4. Cook on top of stove at a very low simmer, or in oven at 325º for about 3 hours, until meat is fork tender (you may need a bit more time if the roast is closer to 5 pounds). For the last hour of cooking add the assorted vegetables that you are going to serve with the meat; make sure you cut them in small enough pieces that they will get soft in an hour. For stew you would cut vegetables into smaller, bite-sized pieces and if using peas you wouldn’t put them in until the very end. Every so often check the liquid in the pot and add more if it has cooked away. This will depend on how tightly the lid fits and also how much fat is in the meat and how juicy it is. If making stew, stir occasionally and add more stock or water if necessary.
5. At the end of cooking time, remove meat and vegetables to a platter and keep warm. For stew you wouldn’t do this. See how much juice/sauce is in the pan and how thick it is. If it needs thickening, whisk a couple tablespoons of flour into the reserved stock until well blended, then mix and stir into the juices in the pan over low heat on top of the stove. Let it simmer for a couple of minutes until it thickens and the raw flour taste cooks out of it. Taste and see if it needs any salt but it shouldn’t, pour into sauceboat and serve with the platter.

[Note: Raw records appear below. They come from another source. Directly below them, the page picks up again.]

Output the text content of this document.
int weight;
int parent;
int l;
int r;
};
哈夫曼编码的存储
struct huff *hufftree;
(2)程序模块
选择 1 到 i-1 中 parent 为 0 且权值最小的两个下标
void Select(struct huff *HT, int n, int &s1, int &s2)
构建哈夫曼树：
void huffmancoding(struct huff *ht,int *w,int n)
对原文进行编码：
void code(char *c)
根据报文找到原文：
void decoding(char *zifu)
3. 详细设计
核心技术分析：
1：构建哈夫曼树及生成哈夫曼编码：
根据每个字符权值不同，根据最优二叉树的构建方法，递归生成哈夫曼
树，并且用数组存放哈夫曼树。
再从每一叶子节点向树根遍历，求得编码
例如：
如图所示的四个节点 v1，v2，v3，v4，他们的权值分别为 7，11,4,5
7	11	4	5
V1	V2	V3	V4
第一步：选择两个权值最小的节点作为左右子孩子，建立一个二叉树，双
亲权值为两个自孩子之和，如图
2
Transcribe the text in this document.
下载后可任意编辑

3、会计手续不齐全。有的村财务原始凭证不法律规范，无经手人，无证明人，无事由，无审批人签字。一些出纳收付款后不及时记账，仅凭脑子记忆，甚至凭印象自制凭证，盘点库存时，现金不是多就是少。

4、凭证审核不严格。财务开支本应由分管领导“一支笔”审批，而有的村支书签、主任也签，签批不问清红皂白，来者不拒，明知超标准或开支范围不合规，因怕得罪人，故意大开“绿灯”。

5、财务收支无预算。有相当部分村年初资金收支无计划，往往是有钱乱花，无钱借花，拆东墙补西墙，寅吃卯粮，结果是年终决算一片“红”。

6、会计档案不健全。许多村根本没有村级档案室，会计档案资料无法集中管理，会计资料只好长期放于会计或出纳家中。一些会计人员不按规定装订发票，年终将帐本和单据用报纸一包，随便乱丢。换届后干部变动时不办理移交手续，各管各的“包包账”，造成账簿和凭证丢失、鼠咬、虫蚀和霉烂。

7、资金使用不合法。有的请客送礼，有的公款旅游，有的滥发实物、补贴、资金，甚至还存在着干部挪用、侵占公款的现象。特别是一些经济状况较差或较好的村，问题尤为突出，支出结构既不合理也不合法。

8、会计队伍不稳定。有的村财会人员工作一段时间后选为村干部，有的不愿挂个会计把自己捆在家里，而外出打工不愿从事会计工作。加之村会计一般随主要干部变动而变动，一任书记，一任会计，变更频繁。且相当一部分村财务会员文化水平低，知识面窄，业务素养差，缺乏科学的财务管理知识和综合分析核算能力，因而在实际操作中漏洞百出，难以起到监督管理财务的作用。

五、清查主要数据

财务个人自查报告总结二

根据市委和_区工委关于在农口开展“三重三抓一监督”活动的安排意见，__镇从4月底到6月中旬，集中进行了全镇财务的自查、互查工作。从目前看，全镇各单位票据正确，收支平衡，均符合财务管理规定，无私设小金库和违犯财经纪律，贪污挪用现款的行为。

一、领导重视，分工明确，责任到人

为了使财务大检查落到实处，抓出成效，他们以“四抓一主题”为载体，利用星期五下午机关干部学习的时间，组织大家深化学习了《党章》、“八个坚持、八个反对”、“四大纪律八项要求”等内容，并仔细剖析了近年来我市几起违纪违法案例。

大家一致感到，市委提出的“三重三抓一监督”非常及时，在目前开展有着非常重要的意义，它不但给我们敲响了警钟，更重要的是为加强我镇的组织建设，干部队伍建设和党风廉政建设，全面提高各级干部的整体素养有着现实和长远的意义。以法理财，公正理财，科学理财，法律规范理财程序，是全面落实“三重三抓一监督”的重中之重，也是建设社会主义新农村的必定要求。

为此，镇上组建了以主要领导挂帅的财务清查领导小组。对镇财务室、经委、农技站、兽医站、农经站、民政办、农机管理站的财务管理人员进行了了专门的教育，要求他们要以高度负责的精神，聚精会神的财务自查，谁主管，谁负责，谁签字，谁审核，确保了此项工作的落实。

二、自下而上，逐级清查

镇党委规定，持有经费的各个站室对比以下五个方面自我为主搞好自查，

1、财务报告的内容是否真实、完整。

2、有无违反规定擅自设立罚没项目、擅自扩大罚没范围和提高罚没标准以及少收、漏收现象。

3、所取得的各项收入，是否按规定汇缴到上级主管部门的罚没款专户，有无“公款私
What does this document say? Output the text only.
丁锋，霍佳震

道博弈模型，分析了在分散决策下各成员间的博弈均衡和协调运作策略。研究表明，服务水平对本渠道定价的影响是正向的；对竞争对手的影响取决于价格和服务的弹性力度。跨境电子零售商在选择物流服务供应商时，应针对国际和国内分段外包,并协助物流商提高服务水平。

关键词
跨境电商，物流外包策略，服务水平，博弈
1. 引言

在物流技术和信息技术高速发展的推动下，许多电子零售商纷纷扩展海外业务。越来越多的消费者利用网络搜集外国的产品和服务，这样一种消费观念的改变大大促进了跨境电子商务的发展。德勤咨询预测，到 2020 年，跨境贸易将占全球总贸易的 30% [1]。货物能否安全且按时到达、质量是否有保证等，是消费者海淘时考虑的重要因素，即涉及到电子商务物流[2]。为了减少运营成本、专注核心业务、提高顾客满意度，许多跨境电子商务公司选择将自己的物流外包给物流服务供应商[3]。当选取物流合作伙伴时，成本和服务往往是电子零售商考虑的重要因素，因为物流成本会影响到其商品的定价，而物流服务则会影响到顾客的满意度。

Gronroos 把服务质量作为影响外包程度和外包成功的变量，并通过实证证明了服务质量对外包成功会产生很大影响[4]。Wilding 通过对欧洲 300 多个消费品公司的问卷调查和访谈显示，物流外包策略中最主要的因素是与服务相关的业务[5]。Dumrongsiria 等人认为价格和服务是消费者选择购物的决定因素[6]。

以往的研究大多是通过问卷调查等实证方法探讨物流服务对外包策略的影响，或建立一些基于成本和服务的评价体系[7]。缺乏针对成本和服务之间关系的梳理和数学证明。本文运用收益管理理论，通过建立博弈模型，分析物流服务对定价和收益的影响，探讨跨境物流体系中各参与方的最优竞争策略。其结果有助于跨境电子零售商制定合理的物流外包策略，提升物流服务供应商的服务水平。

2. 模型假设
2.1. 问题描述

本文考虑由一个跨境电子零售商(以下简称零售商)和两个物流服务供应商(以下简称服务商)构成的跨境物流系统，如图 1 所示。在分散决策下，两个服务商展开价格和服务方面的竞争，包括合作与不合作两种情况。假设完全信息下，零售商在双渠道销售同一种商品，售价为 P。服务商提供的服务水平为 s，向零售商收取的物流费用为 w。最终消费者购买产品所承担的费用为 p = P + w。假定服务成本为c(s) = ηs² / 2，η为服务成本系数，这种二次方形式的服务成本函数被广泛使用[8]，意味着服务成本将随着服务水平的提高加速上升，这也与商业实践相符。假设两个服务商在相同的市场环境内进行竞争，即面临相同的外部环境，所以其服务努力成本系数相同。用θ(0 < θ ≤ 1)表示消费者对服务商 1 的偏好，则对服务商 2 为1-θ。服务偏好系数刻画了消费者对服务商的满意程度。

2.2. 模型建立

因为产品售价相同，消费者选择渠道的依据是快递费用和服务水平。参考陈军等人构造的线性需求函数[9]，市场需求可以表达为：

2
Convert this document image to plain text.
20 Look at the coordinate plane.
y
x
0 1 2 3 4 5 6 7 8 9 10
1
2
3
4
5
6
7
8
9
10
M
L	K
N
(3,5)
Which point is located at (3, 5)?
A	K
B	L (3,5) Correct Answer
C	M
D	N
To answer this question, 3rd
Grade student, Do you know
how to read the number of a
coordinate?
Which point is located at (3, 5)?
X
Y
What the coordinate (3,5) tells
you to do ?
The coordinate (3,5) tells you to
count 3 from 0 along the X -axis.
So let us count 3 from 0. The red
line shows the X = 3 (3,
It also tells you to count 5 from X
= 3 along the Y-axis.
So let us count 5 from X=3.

6. When serving, try to cut the roast against the grain, but it may fall apart in chunks when it’s hot. It will be easier to slice when it’s cold, for sandwiches. I don’t usually cook too many potatoes with our pot roast because Calvin likes noodles with it; I just put a few in.
Note: Some people say you shouldn’t cook with wine you wouldn’t drink. Since I don’t drink at all, that would put me in a quandary, but even when I did drink, my palate was never sensitive enough to detect whether a stew or sauce had been made with a decent vintage or some old rotgut. Now I just go to the condiment section of the supermarket and buy a bottle of “cooking wine”, but if you are one of those to whom it matters, by all means spend your money on a barolo or a merlot or something for your pot roast; you can measure out the little bit you need for the cooking and drink the rest with the meal.